De l'avis d'analystes, les 4 milliards de dollars que la société Manuvie a convenu de payer au comptant au groupe écossais Standard Life plc pour acheter ses filiales canadiennes, qui sont basées à Montréal, est plutôt élevé par rapport à la moyenne de transactions antérieures et comparables.

Mais du point de vue du président de Standard Life au Canada, le financier québécois Charles Guay, un tel montant reflète l'appétit des grandes sociétés d'assurances de personnes comme Manuvie pour les actifs de croissance dans des marchés connexes comme celui des produits de rente et de placements gérés pour les particuliers.

«Il ne reste plus beaucoup d'entreprises de la taille et de la réputation de Standard Life sur le marché canadien qui soient disponibles pour une acquisition de croissance», a indiqué Charles Guay au cours d'un entretien avec La Presse Affaires jeudi, après ses rencontres avec des centaines d'employés de Standard Life à Montréal.

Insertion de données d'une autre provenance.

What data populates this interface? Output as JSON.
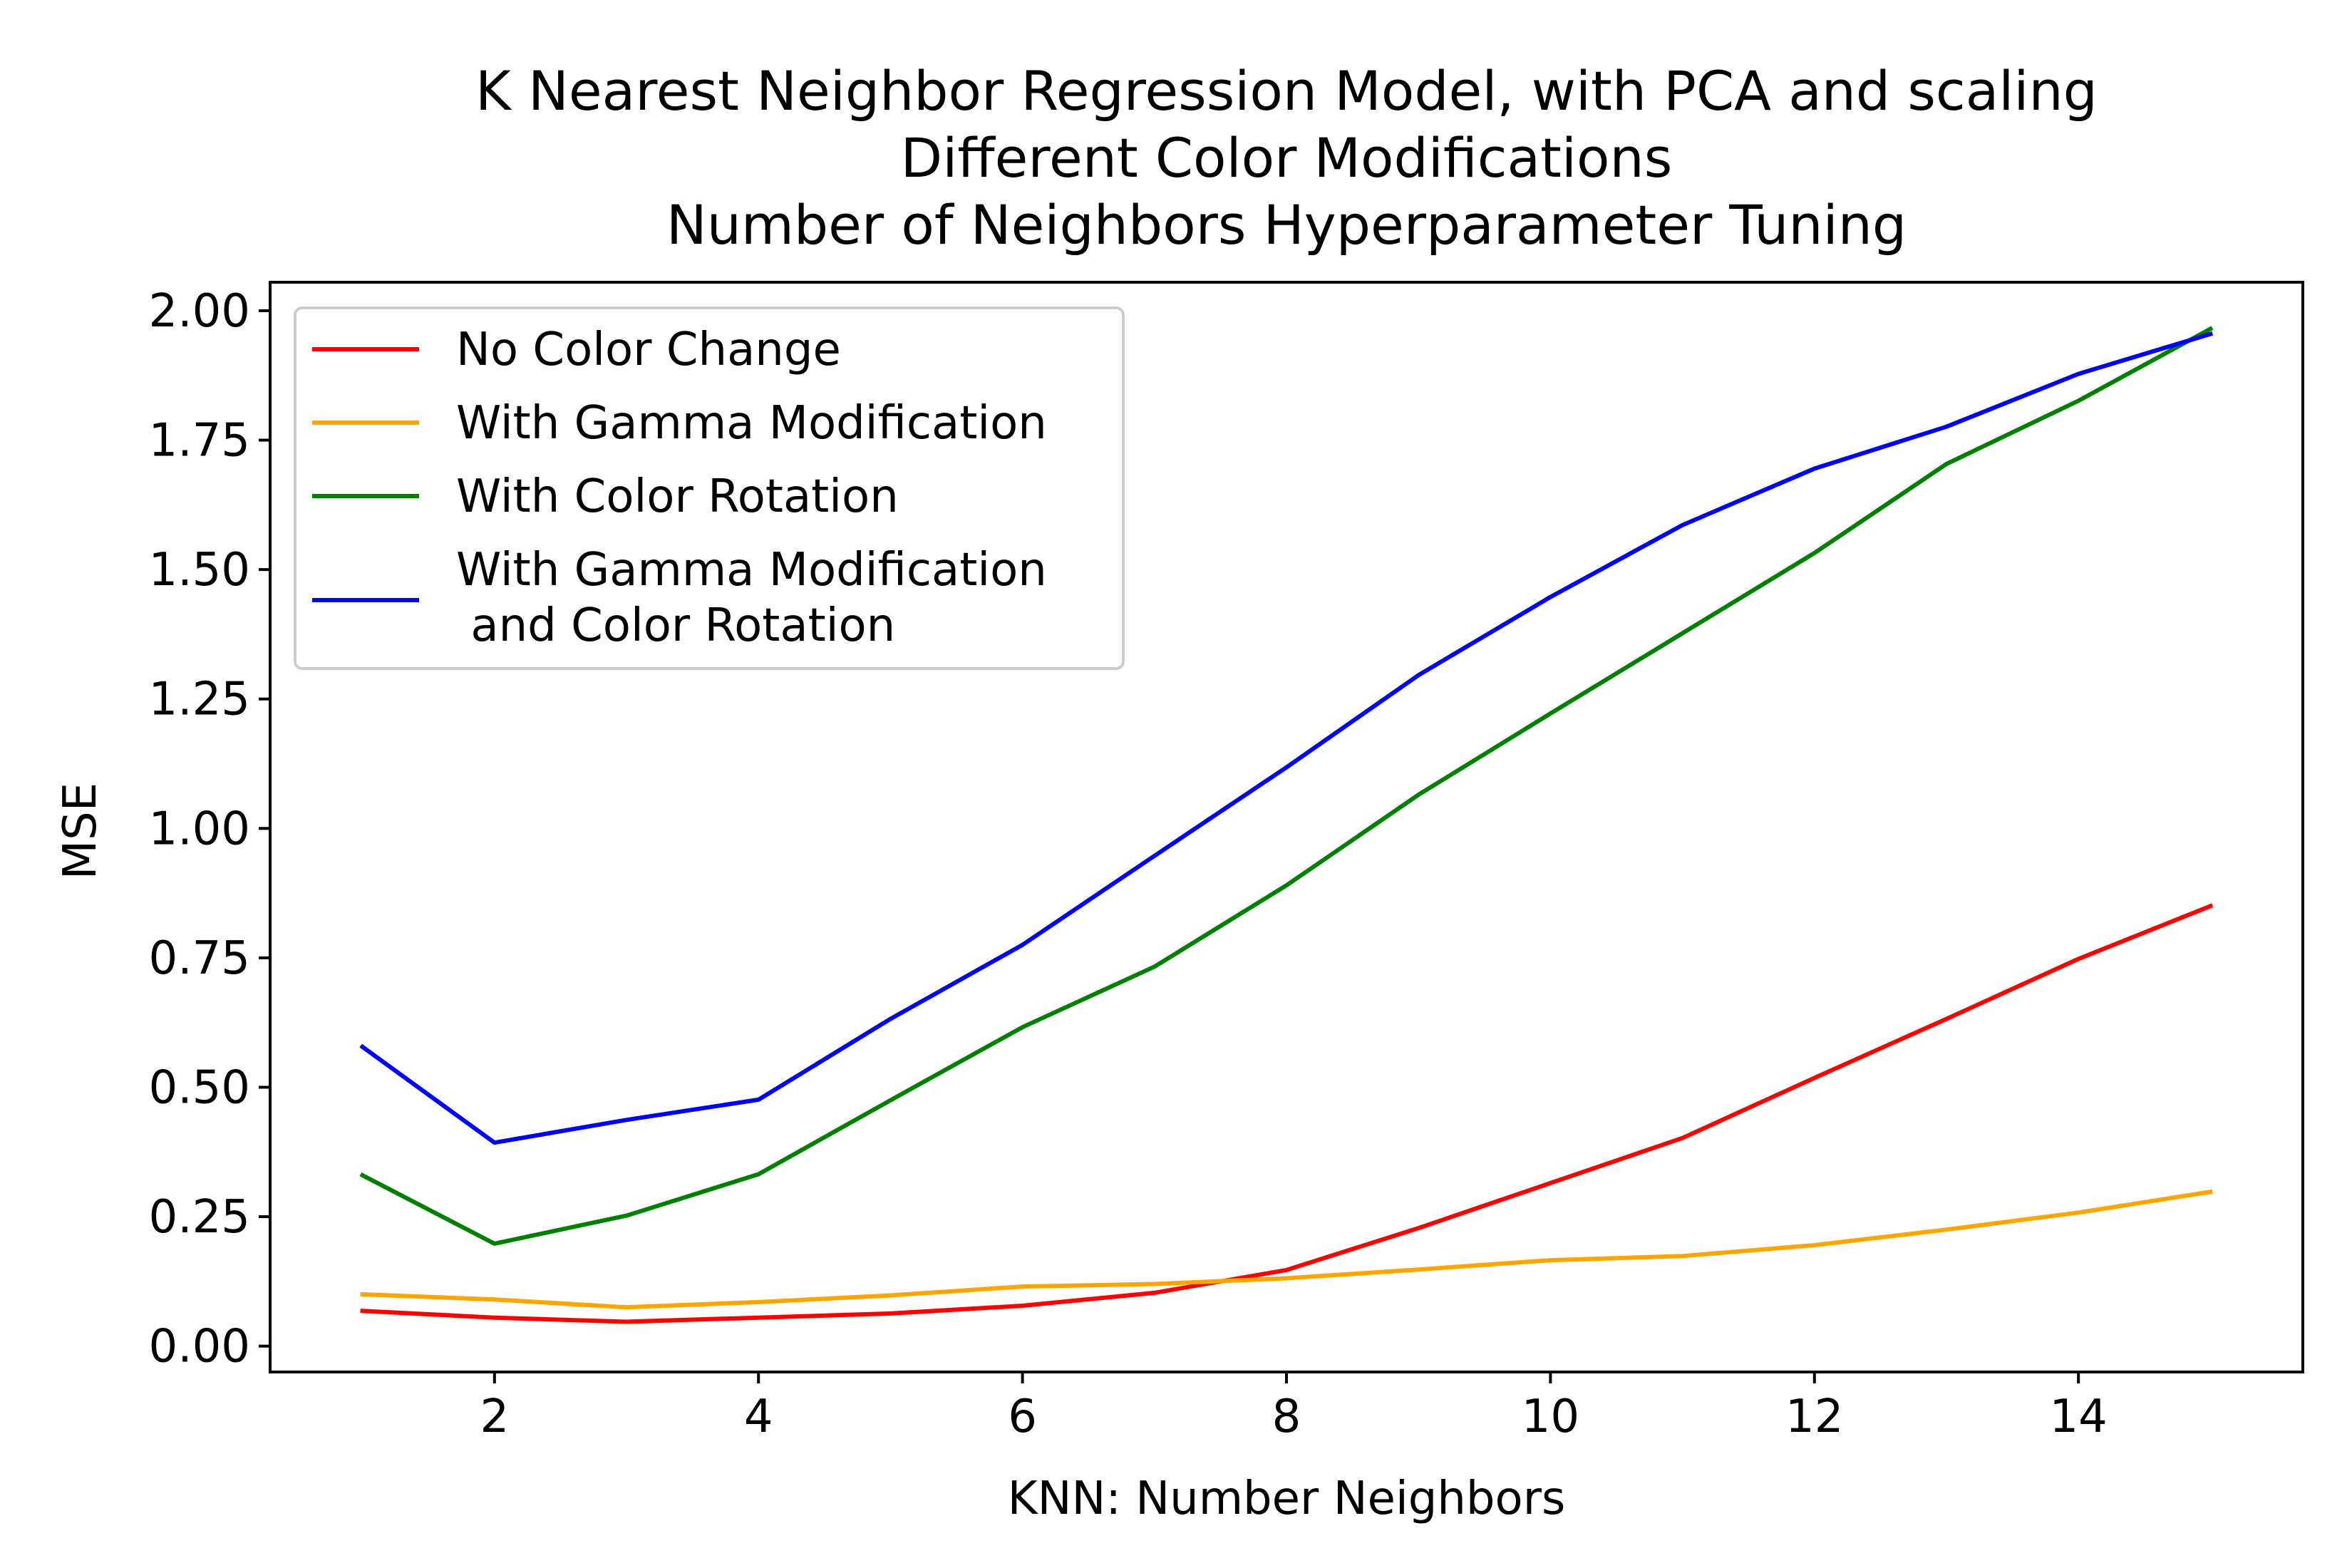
{
  "chart_data": {
    "type": "line",
    "title_lines": [
      "K Nearest Neighbor Regression Model, with PCA and scaling",
      "Different Color Modifications",
      "Number of Neighbors Hyperparameter Tuning"
    ],
    "xlabel": "KNN: Number Neighbors",
    "ylabel": "MSE",
    "xlim": [
      0.3,
      15.7
    ],
    "ylim": [
      -0.05,
      2.055
    ],
    "xticks": [
      2,
      4,
      6,
      8,
      10,
      12,
      14
    ],
    "yticks": [
      0.0,
      0.25,
      0.5,
      0.75,
      1.0,
      1.25,
      1.5,
      1.75,
      2.0
    ],
    "ytick_labels": [
      "0.00",
      "0.25",
      "0.50",
      "0.75",
      "1.00",
      "1.25",
      "1.50",
      "1.75",
      "2.00"
    ],
    "grid": false,
    "legend_position": "upper-left",
    "x": [
      1,
      2,
      3,
      4,
      5,
      6,
      7,
      8,
      9,
      10,
      11,
      12,
      13,
      14,
      15
    ],
    "series": [
      {
        "name_lines": [
          "No Color Change"
        ],
        "color": "#ff0000",
        "values": [
          0.068,
          0.055,
          0.047,
          0.055,
          0.063,
          0.078,
          0.103,
          0.147,
          0.228,
          0.315,
          0.402,
          0.518,
          0.632,
          0.748,
          0.85
        ]
      },
      {
        "name_lines": [
          "With Gamma Modification"
        ],
        "color": "#ffa500",
        "values": [
          0.1,
          0.09,
          0.075,
          0.085,
          0.098,
          0.115,
          0.12,
          0.131,
          0.148,
          0.166,
          0.174,
          0.195,
          0.225,
          0.258,
          0.298
        ]
      },
      {
        "name_lines": [
          "With Color Rotation"
        ],
        "color": "#008000",
        "values": [
          0.33,
          0.198,
          0.252,
          0.332,
          0.475,
          0.616,
          0.733,
          0.89,
          1.065,
          1.222,
          1.377,
          1.532,
          1.704,
          1.826,
          1.965
        ]
      },
      {
        "name_lines": [
          "With Gamma Modification",
          " and Color Rotation"
        ],
        "color": "#0000ff",
        "values": [
          0.578,
          0.393,
          0.437,
          0.476,
          0.632,
          0.775,
          0.947,
          1.118,
          1.296,
          1.447,
          1.586,
          1.695,
          1.776,
          1.878,
          1.955
        ]
      }
    ]
  }
}
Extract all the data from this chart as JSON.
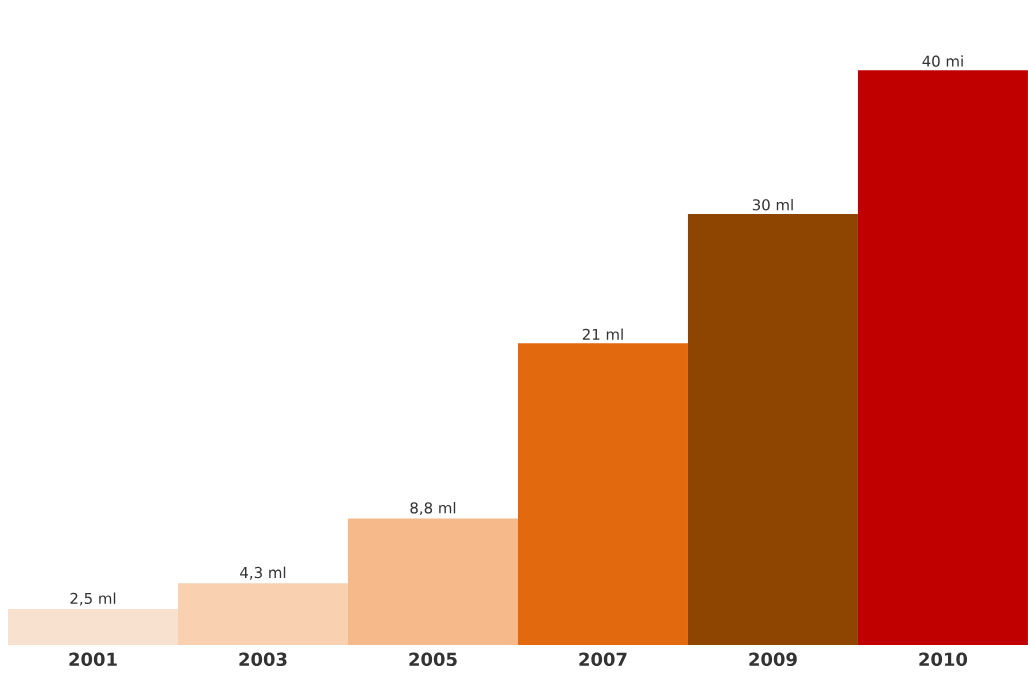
{
  "chart_data": {
    "type": "bar",
    "categories": [
      "2001",
      "2003",
      "2005",
      "2007",
      "2009",
      "2010"
    ],
    "values": [
      2.5,
      4.3,
      8.8,
      21,
      30,
      40
    ],
    "colors": [
      "#f9e1d0",
      "#f9d1b1",
      "#f6b98a",
      "#e2690e",
      "#8f4502",
      "#c00000"
    ],
    "value_labels": [
      "2,5 ml",
      "4,3 ml",
      "8,8 ml",
      "21 ml",
      "30 ml",
      "40 mi"
    ]
  }
}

«Pour Manuvie, une entreprise d'envergure internationale, nous étions une opportunité unique pour l'aider à accélérer sa croissance sur le marché canadien, et au Québec en particulier où elle est encore peu présente.»

Selon les estimations d'analystes, Manuvie a convenu de payer l'équivalent de 19,5 fois le bénéfice par action des filiales canadiennes de Standard Life, ce qui correspond à une prime de 50% environ sur le multiple de valeur boursière attribué aux sociétés canadiennes comparables.

«Même chère, à 4 milliards, cette acquisition a du sens au point de vue stratégique pour Manuvie sur le marché canadien, et au Québec en particulier», a commenté Vincent Lui, analyste des grands assureurs-vie chez Morningstar.

Satisfaction à Londres

À la Bourse de Londres, jeudi, les investisseurs ont d'ailleurs manifesté leur satisfaction d'un tel prix obtenu pour les filiales canadiennes en poussant la valeur des actions de la société mère Standard Life plc en forte hausse de plus de 11%, à un niveau record.

À la Bourse de Toronto, pendant ce temps, la réaction des investisseurs a été beaucoup plus réservée; les actions de la Financière Manuvie ont reculé de 1%, en attente d'informations plus concrètes sur les apports de cette acquisition aux prochains résultats.

La clôture de la transaction est prévue durant le premier trimestre de 2015, après l'obtention des autorisations réglementaires. Suivra une «phase d'intégration de 18 à 24 mois» entre les fonctions de direction et de gestion de Standard Life au Canada, qui sont largement concentrées à Montréal, et celles de Manuvie, basées surtout à Toronto.

Pour le moment, les dirigeants de Manuvie ont fait part d'un potentiel «d'économies de synergie» de l'ordre de 100 millions par an entre les deux organisations.

Réduction d'effectifs

Une part de ces économies est déjà prévue en réduction d'effectifs chez les filiales canadiennes de Standard Life, au cours de leur intégration chez Manuvie. Et elles risquent de se produire surtout à Montréal, où le siège social canadien de Standard Life regroupe 1700 de ses 2000 employés en tout au Canada.

Questionné jeudi à ce sujet, Charles Guay a confirmé qu'un «certain nombre d'emplois sera diminué» d'ici deux ans. Mais cet impact s'annonce limité, notamment parce que Manuvie veut compter sur la présence déjà bien établie de Standard Life au Québec pour s'y faire une meilleure place. Aussi, selon M. Guay, Standard Life et Manuvie avaient déjà des partenariats de distribution de produits financiers et de placements au Canada et aux États-Unis qu'elles veulent continuer de faire fructifier.

D'ailleurs, il a déjà annoncé que l'une des filiales canadiennes de Standard Life basées à Montréal, Investissements Standard Life, ouvrira un bureau à Toronto afin de se rapprocher de l'importante clientèle d'investisseurs institutionnels qui s'y trouve.

Déménagement en suspens

En contrepartie, l'incertitude sur le nombre d'employés de Standard Life à Montréal à moyen terme, après l'intégration dans Manuvie, a provoqué la mise en suspens de son projet de relocalisation et de regroupement de ses effectifs dans un nouvel immeuble de bureaux de 28 étages au centre-ville, sur le boulevard de Maisonneuve, qui est projeté par la filiale immobilière Ivanhoé Cambridge de la Caisse de dépôt et placement.

Selon Charles Guay, «nous souhaitons encore regrouper tous nos employés à Montréal à une même adresse, dans des locaux réaménagés et modernisés. La direction de Manuvie partage les mêmes priorités que nous en matière de gestion d'affaires et d'environnement de travail. Mais nous préférons aussi garder nos possibilités ouvertes durant la période d'acquisition et d'intégration».